This page answers some common questions about speed management and the Tackling Unsafe Speeds programme.

Q/ Will there be blanket reductions to speed limits?


Speed management reviews will be focussed on high risk roads and roads where communities have expressed strong support for safer speeds. In these areas, road controlling authorities will be required to consider whether engineering improvements or speed limit adjustments make the most sense.

There will be no change to default speed limits on the network, although there will be new requirements for safer speed limits outside all schools.

The Government is investing $1.4 billion over three years in the Safe Network Programme, led by the Transport Agency, which aims to reduce deaths and serious injuries across New Zealand’s highest risk state highways and local roads. This signals the Government’s commitment to making our roads safe, working in partnership with local government and the wider safety sector to find the right safety solutions for each region.

Q/ How will the new regulatory framework affect me?

The new framework will primarily affect councils and the Transport Agency and how they plan, consult on and implement speed management changes. The aim is to improve the process by removing some of the confusion and encouraging regional collaboration.

However, the new process will also improve transparency and accountability to the public. Speed management plans will provide you with better information, allowing you to see and comment on all speed management and infrastructure proposals for the next few years across your whole region.

Q/ Why are you focussing on implementing lower speed limits around schools when deaths and serious injuries around schools are relatively low?

The motivation for focussing on lower speed limits around schools is to improve safety and to encourage more children to take active modes of transport to and from urban schools.

While crashes tend to be relatively low around schools, they still occur. Motorists should be travelling at safe speeds past schools, particularly during peak hours in the morning and afternoon.


Q/ Why are speed limits outside schools on rural roads higher than outside schools on urban roads?

Urban schools are typically located on roads with a speed limit of 50 km/h, while rural schools are located on roads with a variety of speed limits, including up to 100 km/h.

The risks and safe speeds are different for urban and rural schools. Generally, there are more people walking or cycling near urban schools and, for rural schools, turning traffic poses the greatest road safety risk. 

It is intended that road controlling authorities will have the discretion to determine how these safer speed limits around schools are implemented. The details of transitioning to safer speed limits around schools will be further developed and consulted on as part of the rule change.

Q/ Are you going to roll out more speed cameras?

As part of the new Road to Zero road safety strategy, we will be considering investment in safety cameras on the highest risk parts of the network alongside other safety interventions. Camera locations will be well-sign posted so that road users have advanced warning they are approaching a camera.

We want to make sure everyone is travelling at safe speeds on the highest risk parts of the network, not catch people out with a speeding ticket.

Q/ Sweden has more people, better quality roads, and many more high-quality highways and expressways – will the approach work here?
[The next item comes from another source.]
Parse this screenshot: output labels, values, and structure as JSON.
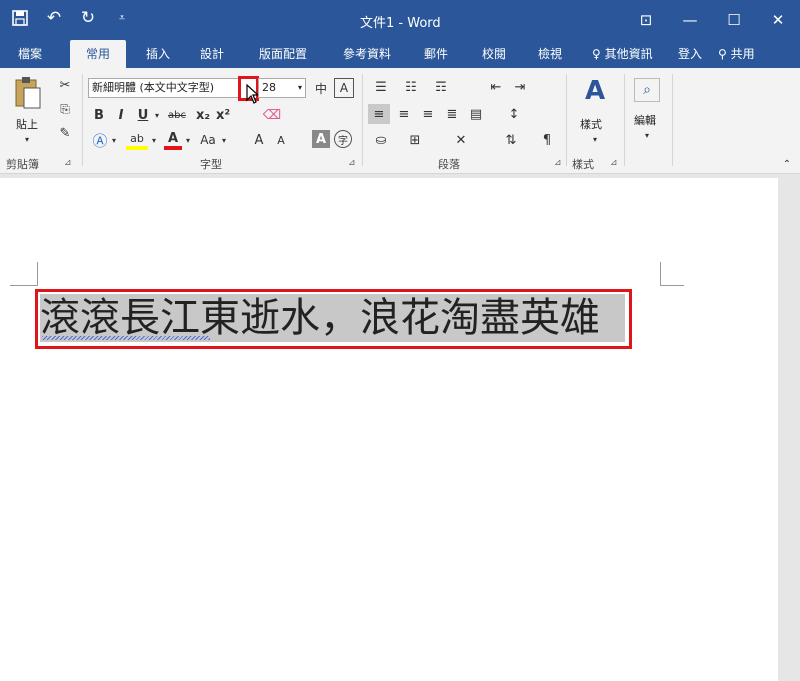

Sweden has made significant progress in improving road safety and yes, many of their roads are safer and more appropriate to travel at higher speeds on. Sweden’s road toll per capita is only one third of New Zealand’s road toll.

And this is why Sweden is a good model for New Zealand to follow. We are going to invest in safety improvements on our key high-volume roads and we’re going to review speed limits on our lower volume, high risk roads. A key part of this approach to improving our poor road safety is to enforce the posted speed limit. We expect the new approach we are considering to safety cameras will better ensure people are travelling at safe speeds on our highest risk roads.